How to handle a caller

Wednesday, 01 October, 2008



Bedfordshire Police's Call Handling Centre (CHC) has won through to the finals of the CCF European Contact Centre awards - the only force or emergency service to be nominated.

The nomination follows an independent 'bench marking' report into the performance of police call centres found that 90 per cent of callers were satisfied with the way their call was handled by the Bedfordshire force, which answered most calls within 20 seconds. This figure is compared to 79 per cent for police forces generally, 81 per cent for UK organisations and 74 per cent for other public sector organisations.

Adam Gould, CHC manager said, "I am delighted with the results of this report. Such a high satisfaction level demonstrates the service we are giving to the people of Bedfordshire. We know there is a general dissatisfaction with contact centres but this proves ours bucks that trend."

Over the last year, the Call Handling Centre has introduced Typetalk for the hard of hearing community and a translating telephone service for people whose first language is not English. Another new service being considered is an SMS texting service, allowing the public and Force to communicate by text message. This is initially going to be trialled with the hard of hearing community.

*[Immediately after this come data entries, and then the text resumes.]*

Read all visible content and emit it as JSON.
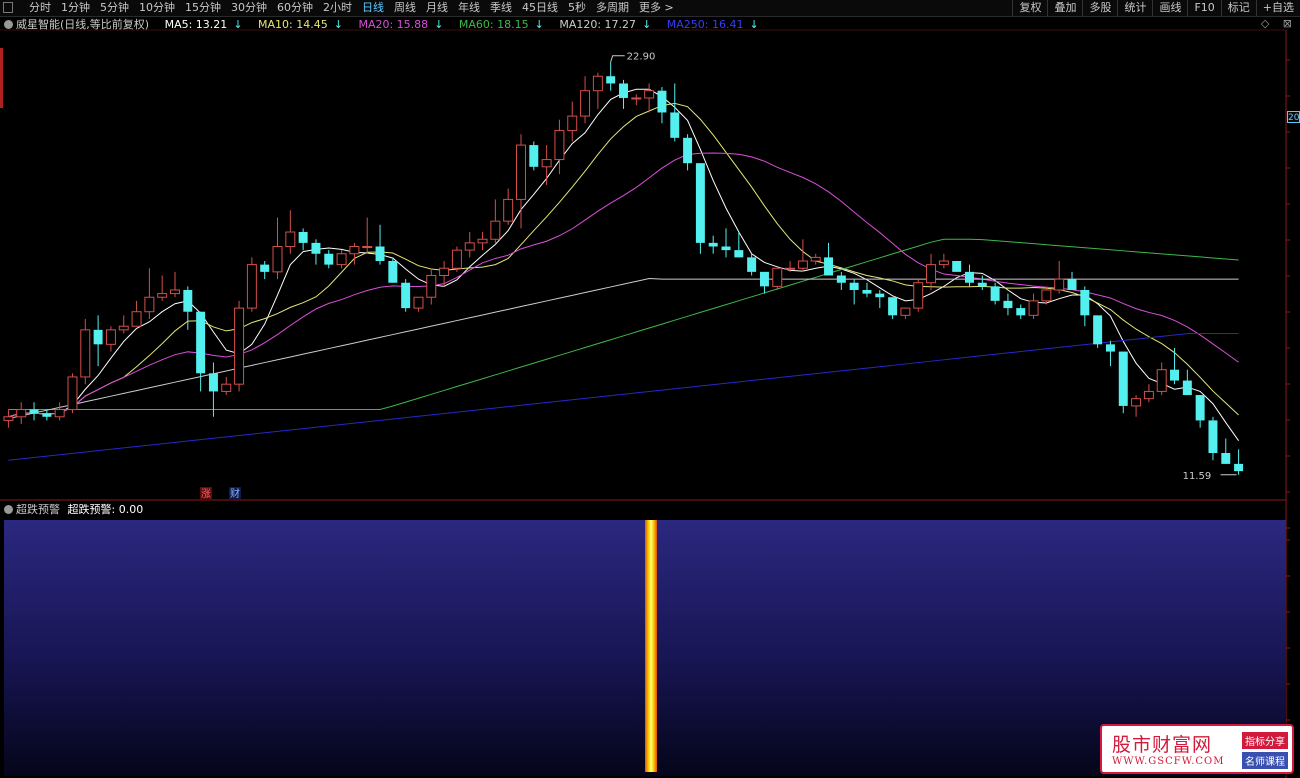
{
  "toolbar": {
    "periods": [
      "分时",
      "1分钟",
      "5分钟",
      "10分钟",
      "15分钟",
      "30分钟",
      "60分钟",
      "2小时",
      "日线",
      "周线",
      "月线",
      "年线",
      "季线",
      "45日线",
      "5秒",
      "多周期",
      "更多 >"
    ],
    "active_index": 8,
    "right_tools": [
      "复权",
      "叠加",
      "多股",
      "统计",
      "画线",
      "F10",
      "标记",
      "+自选"
    ]
  },
  "legend": {
    "stock": "威星智能(日线,等比前复权)",
    "ma5": "MA5: 13.21",
    "ma10": "MA10: 14.45",
    "ma20": "MA20: 15.88",
    "ma60": "MA60: 18.15",
    "ma120": "MA120: 17.27",
    "ma250": "MA250: 16.41",
    "arrow": "↓"
  },
  "tr_icons": [
    "diamond-icon",
    "close-icon"
  ],
  "axis_tag": "20",
  "chart": {
    "high_label": "22.90",
    "low_label": "11.59",
    "markers": [
      "涨",
      "财"
    ]
  },
  "sub": {
    "title": "超跌预警",
    "value": "超跌预警: 0.00"
  },
  "watermark": {
    "name": "股市财富网",
    "url": "WWW.GSCFW.COM",
    "tag1": "指标分享",
    "tag2": "名师课程"
  },
  "colors": {
    "up": "#d2504b",
    "down": "#54f0f0",
    "ma5": "#ffffff",
    "ma10": "#e6e675",
    "ma20": "#d94fd9",
    "ma60": "#3fb84a",
    "ma120": "#cccccc",
    "ma250": "#2727c8"
  },
  "chart_data": {
    "type": "candlestick",
    "price_range": [
      11.3,
      23.5
    ],
    "candles": [
      [
        13.0,
        13.3,
        12.8,
        13.1
      ],
      [
        13.1,
        13.5,
        12.9,
        13.3
      ],
      [
        13.3,
        13.5,
        13.0,
        13.2
      ],
      [
        13.2,
        13.3,
        13.0,
        13.1
      ],
      [
        13.1,
        13.5,
        13.0,
        13.3
      ],
      [
        13.3,
        14.3,
        13.2,
        14.2
      ],
      [
        14.2,
        15.8,
        14.0,
        15.5
      ],
      [
        15.5,
        15.9,
        14.5,
        15.1
      ],
      [
        15.1,
        15.6,
        14.9,
        15.5
      ],
      [
        15.5,
        15.9,
        15.4,
        15.6
      ],
      [
        15.6,
        16.3,
        15.6,
        16.0
      ],
      [
        16.0,
        17.2,
        15.8,
        16.4
      ],
      [
        16.4,
        17.0,
        16.3,
        16.5
      ],
      [
        16.5,
        17.1,
        16.4,
        16.6
      ],
      [
        16.6,
        16.7,
        15.5,
        16.0
      ],
      [
        16.0,
        16.0,
        13.8,
        14.3
      ],
      [
        14.3,
        14.6,
        13.1,
        13.8
      ],
      [
        13.8,
        14.2,
        13.7,
        14.0
      ],
      [
        14.0,
        16.3,
        13.8,
        16.1
      ],
      [
        16.1,
        17.5,
        16.0,
        17.3
      ],
      [
        17.3,
        17.4,
        16.9,
        17.1
      ],
      [
        17.1,
        18.6,
        16.9,
        17.8
      ],
      [
        17.8,
        18.8,
        17.6,
        18.2
      ],
      [
        18.2,
        18.3,
        17.7,
        17.9
      ],
      [
        17.9,
        18.0,
        17.3,
        17.6
      ],
      [
        17.6,
        17.7,
        17.2,
        17.3
      ],
      [
        17.3,
        17.7,
        17.2,
        17.6
      ],
      [
        17.6,
        17.9,
        17.3,
        17.8
      ],
      [
        17.8,
        18.6,
        17.6,
        17.8
      ],
      [
        17.8,
        18.4,
        17.3,
        17.4
      ],
      [
        17.4,
        17.5,
        16.8,
        16.8
      ],
      [
        16.8,
        16.9,
        16.0,
        16.1
      ],
      [
        16.1,
        16.4,
        16.0,
        16.4
      ],
      [
        16.4,
        17.2,
        16.2,
        17.0
      ],
      [
        17.0,
        17.4,
        16.7,
        17.2
      ],
      [
        17.2,
        17.8,
        17.1,
        17.7
      ],
      [
        17.7,
        18.2,
        17.5,
        17.9
      ],
      [
        17.9,
        18.2,
        17.7,
        18.0
      ],
      [
        18.0,
        19.1,
        17.9,
        18.5
      ],
      [
        18.5,
        19.4,
        18.4,
        19.1
      ],
      [
        19.1,
        20.9,
        18.3,
        20.6
      ],
      [
        20.6,
        20.7,
        19.9,
        20.0
      ],
      [
        20.0,
        20.6,
        19.5,
        20.2
      ],
      [
        20.2,
        21.3,
        19.8,
        21.0
      ],
      [
        21.0,
        21.8,
        20.7,
        21.4
      ],
      [
        21.4,
        22.5,
        21.2,
        22.1
      ],
      [
        22.1,
        22.6,
        21.6,
        22.5
      ],
      [
        22.5,
        22.9,
        22.1,
        22.3
      ],
      [
        22.3,
        22.4,
        21.6,
        21.9
      ],
      [
        21.9,
        22.0,
        21.7,
        21.9
      ],
      [
        21.9,
        22.3,
        21.5,
        22.1
      ],
      [
        22.1,
        22.2,
        21.2,
        21.5
      ],
      [
        21.5,
        22.3,
        20.7,
        20.8
      ],
      [
        20.8,
        20.9,
        19.9,
        20.1
      ],
      [
        20.1,
        20.1,
        17.6,
        17.9
      ],
      [
        17.9,
        18.1,
        17.6,
        17.8
      ],
      [
        17.8,
        18.3,
        17.5,
        17.7
      ],
      [
        17.7,
        18.2,
        17.5,
        17.5
      ],
      [
        17.5,
        17.6,
        17.0,
        17.1
      ],
      [
        17.1,
        17.1,
        16.5,
        16.7
      ],
      [
        16.7,
        17.2,
        16.6,
        17.2
      ],
      [
        17.2,
        17.4,
        17.1,
        17.2
      ],
      [
        17.2,
        18.0,
        17.1,
        17.4
      ],
      [
        17.4,
        17.6,
        17.3,
        17.5
      ],
      [
        17.5,
        17.9,
        17.1,
        17.0
      ],
      [
        17.0,
        17.1,
        16.6,
        16.8
      ],
      [
        16.8,
        16.9,
        16.2,
        16.6
      ],
      [
        16.6,
        16.8,
        16.4,
        16.5
      ],
      [
        16.5,
        16.6,
        16.1,
        16.4
      ],
      [
        16.4,
        16.4,
        15.8,
        15.9
      ],
      [
        15.9,
        16.1,
        15.8,
        16.1
      ],
      [
        16.1,
        16.9,
        16.0,
        16.8
      ],
      [
        16.8,
        17.6,
        16.6,
        17.3
      ],
      [
        17.3,
        17.6,
        17.2,
        17.4
      ],
      [
        17.4,
        17.4,
        17.1,
        17.1
      ],
      [
        17.1,
        17.3,
        16.7,
        16.8
      ],
      [
        16.8,
        17.0,
        16.6,
        16.7
      ],
      [
        16.7,
        16.8,
        16.2,
        16.3
      ],
      [
        16.3,
        16.5,
        15.9,
        16.1
      ],
      [
        16.1,
        16.2,
        15.8,
        15.9
      ],
      [
        15.9,
        16.5,
        15.8,
        16.3
      ],
      [
        16.3,
        16.7,
        16.2,
        16.6
      ],
      [
        16.6,
        17.4,
        16.5,
        16.9
      ],
      [
        16.9,
        17.1,
        16.6,
        16.6
      ],
      [
        16.6,
        16.7,
        15.6,
        15.9
      ],
      [
        15.9,
        15.9,
        15.0,
        15.1
      ],
      [
        15.1,
        15.2,
        14.5,
        14.9
      ],
      [
        14.9,
        14.9,
        13.2,
        13.4
      ],
      [
        13.4,
        13.7,
        13.1,
        13.6
      ],
      [
        13.6,
        14.0,
        13.5,
        13.8
      ],
      [
        13.8,
        14.6,
        13.7,
        14.4
      ],
      [
        14.4,
        15.0,
        14.0,
        14.1
      ],
      [
        14.1,
        14.4,
        13.7,
        13.7
      ],
      [
        13.7,
        13.7,
        12.8,
        13.0
      ],
      [
        13.0,
        13.1,
        11.9,
        12.1
      ],
      [
        12.1,
        12.5,
        11.8,
        11.8
      ],
      [
        11.8,
        12.2,
        11.5,
        11.6
      ]
    ]
  }
}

Other results from the report include:
• 58 per cent of calls to Bedfordshire Police were resolved first time, compared to a police average of 49 per cent
• The call handlers' ability is rated as 94 per cent satisfactory, compared to 92.4 per cent across the police generally.
• Overall public satisfaction with Bedfordshire Police CHC is 93 per cent - this is 2.6 per cent above the police average and significantly higher than call centres generally
• The force answers 999 calls within five seconds on average, compared to a 12-second average across other forces
• 87 per cent of non-emergency calls to Bedfordshire Police are answered within 10 seconds, compared to 57 per cent across police forces generally
• It receives 4 per cent more calls on a night when there's a full moon
• The last weekend of the month is always the busiest
• Less than 20 per cent of 999 calls to the force are for real emergencies.